研究課題/領域番号 |
10650313
|
研究種目 |
基盤研究(C)
|
配分区分 | 補助金 |
応募区分 | 一般 |
研究分野 |
電子・電気材料工学
|
研究機関 | 熊本大学 |
研究代表者 |
宮原 邦幸 熊本大学, 工学部, 教授 (90040401)
|
研究分担者 |
藤吉 孝則 熊本大学, 工学部, 助教授 (80212190)
久保田 弘 熊本大学, 工学部, 助教授 (20170037)
|
研究期間 (年度) |
1998 – 1999
|
研究課題ステータス |
完了 (1999年度)
|
配分額 *注記 |
2,400千円 (直接経費: 2,400千円)
1999年度: 1,000千円 (直接経費: 1,000千円)
1998年度: 1,400千円 (直接経費: 1,400千円)
|
キーワード | 酸化物高温超伝導体 / 臨界電流密度 / 不可逆線 / 磁束グラス / 磁束液体 / ピンポテンシャル / パーコレーション / ピーク効果 / 高温酸物超伝導体 |
研究概要 |
酸化物超伝導体の電流-電圧特性は、複雑な温度,磁場依存性を示すが、適当な規格化を行うことにより、ある温度(グラス転移温度)を境として2本の基本曲線に統合(スケーリング)される。
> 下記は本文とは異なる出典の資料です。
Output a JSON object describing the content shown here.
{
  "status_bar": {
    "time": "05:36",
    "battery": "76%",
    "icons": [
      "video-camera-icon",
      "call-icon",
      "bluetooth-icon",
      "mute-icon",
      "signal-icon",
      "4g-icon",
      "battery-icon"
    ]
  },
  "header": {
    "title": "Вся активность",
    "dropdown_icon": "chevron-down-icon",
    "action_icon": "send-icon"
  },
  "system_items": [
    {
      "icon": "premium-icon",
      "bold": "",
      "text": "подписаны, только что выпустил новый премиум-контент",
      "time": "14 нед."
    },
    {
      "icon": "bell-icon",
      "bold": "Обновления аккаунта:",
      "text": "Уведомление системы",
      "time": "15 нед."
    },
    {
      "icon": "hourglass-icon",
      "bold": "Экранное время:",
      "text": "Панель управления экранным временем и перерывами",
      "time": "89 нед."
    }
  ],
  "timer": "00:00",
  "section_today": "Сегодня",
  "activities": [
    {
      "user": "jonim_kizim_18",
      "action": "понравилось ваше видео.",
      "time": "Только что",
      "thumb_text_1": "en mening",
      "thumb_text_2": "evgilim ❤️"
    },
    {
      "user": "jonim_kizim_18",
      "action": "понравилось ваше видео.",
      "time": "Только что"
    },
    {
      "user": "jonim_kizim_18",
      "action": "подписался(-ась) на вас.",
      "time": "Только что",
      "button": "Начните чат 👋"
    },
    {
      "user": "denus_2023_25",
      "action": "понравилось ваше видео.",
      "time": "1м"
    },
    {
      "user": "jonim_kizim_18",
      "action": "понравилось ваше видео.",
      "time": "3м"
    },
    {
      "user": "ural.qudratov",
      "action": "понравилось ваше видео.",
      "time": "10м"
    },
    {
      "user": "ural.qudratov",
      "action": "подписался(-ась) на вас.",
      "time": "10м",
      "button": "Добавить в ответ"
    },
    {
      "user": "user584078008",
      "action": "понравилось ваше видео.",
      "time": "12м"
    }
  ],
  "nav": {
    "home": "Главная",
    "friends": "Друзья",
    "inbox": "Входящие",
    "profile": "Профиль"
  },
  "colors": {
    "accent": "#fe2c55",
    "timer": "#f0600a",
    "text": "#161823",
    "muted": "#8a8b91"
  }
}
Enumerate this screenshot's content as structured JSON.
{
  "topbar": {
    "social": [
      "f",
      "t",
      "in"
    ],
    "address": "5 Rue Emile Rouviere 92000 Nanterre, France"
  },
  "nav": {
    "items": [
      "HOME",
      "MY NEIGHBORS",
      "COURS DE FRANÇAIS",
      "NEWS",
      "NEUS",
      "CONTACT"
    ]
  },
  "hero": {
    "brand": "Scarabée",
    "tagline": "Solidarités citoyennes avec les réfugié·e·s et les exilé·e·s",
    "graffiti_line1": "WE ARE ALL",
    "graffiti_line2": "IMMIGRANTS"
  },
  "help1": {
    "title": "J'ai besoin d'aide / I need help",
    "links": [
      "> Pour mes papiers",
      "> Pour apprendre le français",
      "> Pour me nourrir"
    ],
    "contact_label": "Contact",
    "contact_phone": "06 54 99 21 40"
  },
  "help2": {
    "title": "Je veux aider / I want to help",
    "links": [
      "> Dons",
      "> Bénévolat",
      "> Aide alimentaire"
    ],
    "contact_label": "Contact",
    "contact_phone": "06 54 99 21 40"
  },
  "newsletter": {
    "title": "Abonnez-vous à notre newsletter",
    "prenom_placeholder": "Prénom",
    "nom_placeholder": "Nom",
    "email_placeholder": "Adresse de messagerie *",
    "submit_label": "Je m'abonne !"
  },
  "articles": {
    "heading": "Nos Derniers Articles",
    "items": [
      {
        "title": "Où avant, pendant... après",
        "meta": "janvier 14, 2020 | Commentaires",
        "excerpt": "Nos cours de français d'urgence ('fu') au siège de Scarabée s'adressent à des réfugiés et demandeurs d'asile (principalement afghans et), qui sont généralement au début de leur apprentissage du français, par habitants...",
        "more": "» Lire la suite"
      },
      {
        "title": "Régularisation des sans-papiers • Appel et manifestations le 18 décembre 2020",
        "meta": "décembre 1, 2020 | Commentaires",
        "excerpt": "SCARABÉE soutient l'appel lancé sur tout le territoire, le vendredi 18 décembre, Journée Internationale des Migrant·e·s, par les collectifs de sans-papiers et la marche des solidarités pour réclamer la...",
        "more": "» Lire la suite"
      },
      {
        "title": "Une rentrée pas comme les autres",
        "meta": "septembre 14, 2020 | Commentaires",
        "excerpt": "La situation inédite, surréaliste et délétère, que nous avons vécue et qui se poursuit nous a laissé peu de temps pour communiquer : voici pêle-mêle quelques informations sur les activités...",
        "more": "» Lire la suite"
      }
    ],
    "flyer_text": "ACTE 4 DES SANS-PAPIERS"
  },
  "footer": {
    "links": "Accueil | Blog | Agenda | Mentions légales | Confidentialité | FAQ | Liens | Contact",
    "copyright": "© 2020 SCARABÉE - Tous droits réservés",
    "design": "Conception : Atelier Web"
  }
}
この現象は磁束系自体がこの温度でグラス相から液体相へ熱力学的に相転移することに因ると考えられている。そこで、YBa_2CU_3O_<7-δ>薄膜において、そのc-軸と±30°の角度から照射エネルギー200MeVの重イオン197Au^<+13>を5.0×10^<10>cm^<-2>だけ照射することにより、人工的に導入できる欠陥の中でピン止め力が最も強いと考えられている柱状欠陥を導入し試料を作成して、その電界-電流密度特性を規格化する際のパラメータの重イオンを照射したことによる変化の温度,磁場依存性を調べた。その結果、この現象もいろんな強さのピンニングセンターが適当に分布していると仮定すれば、その磁束線とそのピンニングセンターとの相互作用によっても説明できることを示した。この事は、ピンを人工的に導入することにより、損失無しで輸送電流を流しうる最大磁場を与える不可逆磁場の大きさを向上できるということ、つまり高温超伝導体の特性を改善するための新しい方針を与えることができた。 また、あ特定の試料では臨界電流密度が外部磁場の増加とともに一時増加するというピーク効果を示すが、YBa_2CU_3O_<7-δ>バルク試料の磁化の外部磁場掃引速度依存性から、その高温超伝導体の電界-電流密度特性を正確に算出し、磁場中の量子化磁束線の運動を規定するピンニングポテンシャルを計算し、このポテンシャルの磁場依存性に対して、磁場誘起型の磁束ピンニングを考慮した集団的磁束ピンニング理論を適用することにより、このピータ効果が説明できることを明らかにした。この事は、積極的にピーク効果を利用すれば、臨界電流密度を向上させることが可能であることを意味している。